The income tax rate has increased dramatically since its implementation (Tax Foundation; Tax Policy Center). Along with the income tax rate, a couple of other factors have increased. Historically speaking, this country has had a much smaller debt-to-GDP ratio prior to ratification of the income tax, and so was the burden of federal spending (in terms of percentage of GDP). Yea for the ratchet effect! Ever since, the income tax has given the federal government much greater ability to spend more and aggrandize in the process. Essentially, the income tax was the means by which government could become the bloated, oversized nanny state that keeps people dependent on government. (As a side note, an increased tax rate does not mean more tax revenue, either, especially when looking at tax revenue as a percent of GDP.)
Although it's nice to mention the joys of how taxation collects more revenue, taxation has a secondary function: disincentivizing behavior. What sort of behavior is an income tax discouraging? Earning income. Considering the progressive nature of the income tax (which is wonderful because whatever happened to equal treatment under the law?), those with higher incomes feel the sting even more, which is unfortunate, especially since those in the highest quintile are the ones in the best position to create more jobs. The income tax ends up distorting business investments and financial planning. If the principle is "the more you make, the more they take," how long will it take before a business owner realizes it's either not worth it to have so many employees or even continue running his business?

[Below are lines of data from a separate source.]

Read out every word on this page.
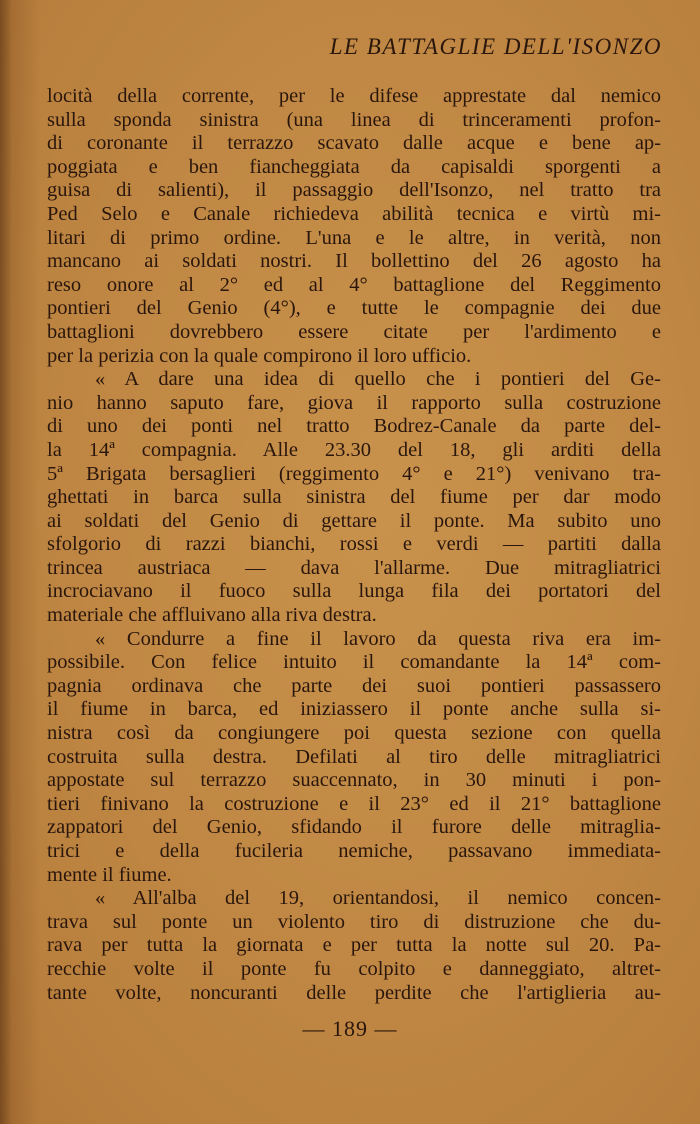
LE BATTAGLIE DELL'ISONZO
locità della corrente, per le difese apprestate dal nemico
sulla sponda sinistra (una linea di trinceramenti profon-
di coronante il terrazzo scavato dalle acque e bene ap-
poggiata e ben fiancheggiata da capisaldi sporgenti a
guisa di salienti), il passaggio dell'Isonzo, nel tratto tra
Ped Selo e Canale richiedeva abilità tecnica e virtù mi-
litari di primo ordine. L'una e le altre, in verità, non
mancano ai soldati nostri. Il bollettino del 26 agosto ha
reso onore al 2° ed al 4° battaglione del Reggimento
pontieri del Genio (4°), e tutte le compagnie dei due
battaglioni dovrebbero essere citate per l'ardimento e
per la perizia con la quale compirono il loro ufficio.
« A dare una idea di quello che i pontieri del Ge-
nio hanno saputo fare, giova il rapporto sulla costruzione
di uno dei ponti nel tratto Bodrez-Canale da parte del-
la 14ª compagnia. Alle 23.30 del 18, gli arditi della
5ª Brigata bersaglieri (reggimento 4° e 21°) venivano tra-
ghettati in barca sulla sinistra del fiume per dar modo
ai soldati del Genio di gettare il ponte. Ma subito uno
sfolgorio di razzi bianchi, rossi e verdi — partiti dalla
trincea austriaca — dava l'allarme. Due mitragliatrici
incrociavano il fuoco sulla lunga fila dei portatori del
materiale che affluivano alla riva destra.
« Condurre a fine il lavoro da questa riva era im-
possibile. Con felice intuito il comandante la 14ª com-
pagnia ordinava che parte dei suoi pontieri passassero
il fiume in barca, ed iniziassero il ponte anche sulla si-
nistra così da congiungere poi questa sezione con quella
costruita sulla destra. Defilati al tiro delle mitragliatrici
appostate sul terrazzo suaccennato, in 30 minuti i pon-
tieri finivano la costruzione e il 23° ed il 21° battaglione
zappatori del Genio, sfidando il furore delle mitraglia-
trici e della fucileria nemiche, passavano immediata-
mente il fiume.
« All'alba del 19, orientandosi, il nemico concen-
trava sul ponte un violento tiro di distruzione che du-
rava per tutta la giornata e per tutta la notte sul 20. Pa-
recchie volte il ponte fu colpito e danneggiato, altret-
tante volte, noncuranti delle perdite che l'artiglieria au-
— 189 —
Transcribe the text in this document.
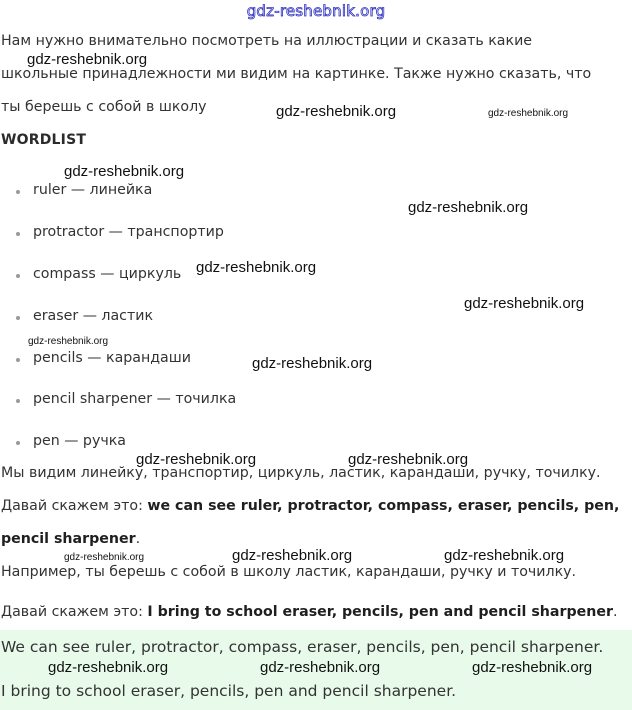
gdz-reshebnik.org
Нам нужно внимательно посмотреть на иллюстрации и сказать какие
школьные принадлежности ми видим на картинке. Также нужно сказать, что
ты берешь с собой в школу
WORDLIST
ruler — линейка
protractor — транспортир
compass — циркуль
eraser — ластик
pencils — карандаши
pencil sharpener — точилка
pen — ручка
Мы видим линейку, транспортир, циркуль, ластик, карандаши, ручку, точилку.
Давай скажем это: we can see ruler, protractor, compass, eraser, pencils, pen,
pencil sharpener.
Например, ты берешь с собой в школу ластик, карандаши, ручку и точилку.
Давай скажем это: I bring to school eraser, pencils, pen and pencil sharpener.
We can see ruler, protractor, compass, eraser, pencils, pen, pencil sharpener.
I bring to school eraser, pencils, pen and pencil sharpener.
gdz-reshebnik.org
gdz-reshebnik.org	gdz-reshebnik.org
gdz-reshebnik.org
gdz-reshebnik.org
gdz-reshebnik.org
gdz-reshebnik.org
gdz-reshebnik.org
gdz-reshebnik.org
gdz-reshebnik.org	gdz-reshebnik.org
gdz-reshebnik.org	gdz-reshebnik.org	gdz-reshebnik.org
gdz-reshebnik.org	gdz-reshebnik.org	gdz-reshebnik.org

Although my purpose of the blog entry is not to come up with an alternative to the income tax at this given moment, how about suggesting a consumption-based tax, even if it is a tad more progressive in nature? Since I wouldn't want to create shock to the system, I would be for a gradual repeal of the income tax, and have it replaced (not in addition to, but in lieu of) with sales taxes, value-added taxes, or other consumption and excise taxes. In addition, I would want a more gradual repeal because we still need to pay off our debt, which is going to need to entail larger revenue in the short-to-medium. Even with all of this, what I hope from today is that it doesn't take another 100 years for the American people to realize just how adverse the income tax really is.